Open TylerLeonhardt opened 2 years ago
Ahh... I guess the first 100000 characters together the guess is Julia... if I do a random chunk of 100000 it does yield TS... maybe I should chunk it and run it and then average out the results?
The start of the string seems to impact the result quite a bit which might be interesting for you.
The model actually only reads the first 10k characters, for performance reasons: https://github.com/yoeo/guesslang/blob/f4ceb1d3a39356eebd32abd8dd4d416d145e5a38/guesslang/model.py#L28
I guess that the repeated use bitwise operators and the relative lack of semicolons at the start of the file confused the model.
In fact, less than 1% of the 27k Typescript files that I randomly picked to train the model use the <<
operator.
However, I don't quite understand why the model picked Julia with such a high confidence.

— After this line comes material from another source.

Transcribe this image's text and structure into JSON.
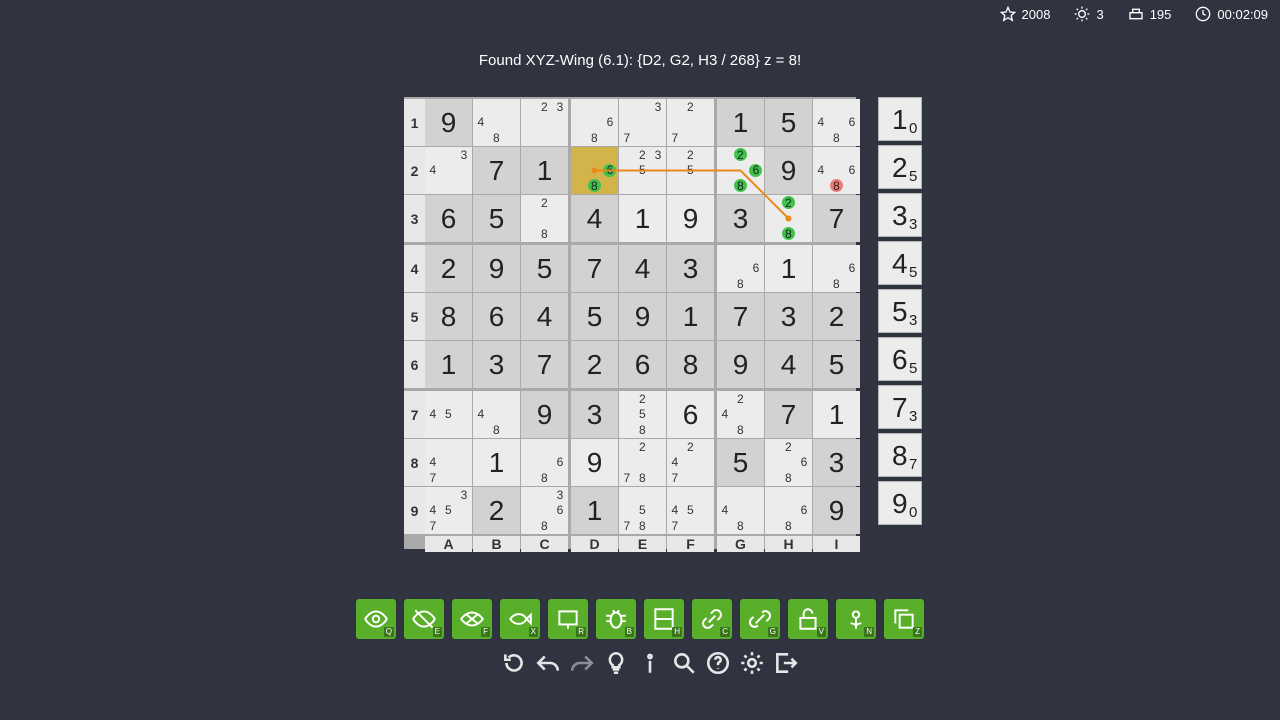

if I do a random chunk of 100000 it does yield TS.
That's a great idea, I'll try that on the Python version too and see if it can improve the model overall accuracy
The model actually only reads the first 10k characters, for performance reasons:
Is this on training or inference? if the first 10k is only getting used, then I should probably only make strings with 10k characters :)
Is this on training or inference?
It reads the first 10k chars for both training & inference.
then I should probably only make strings with 10k characters
Absolutely.
So I was investigating https://github.com/microsoft/vscode/issues/129597
And I noticed that that issue was happening was because the file is absolutely massive. That might be a tfjs issue (cc @pyu10055)
What's interesting is that I was able to grab the first 125000 (anymore and it throws that ^) and run it through the model and it thought with 98% confidence that it is Julia and not TypeScript:
That seems very odd to me... Surely TypeScript would be in the top couple languages... this makes me think that it could be a bug in the model, but I'll leave that up to @yoeo to decide.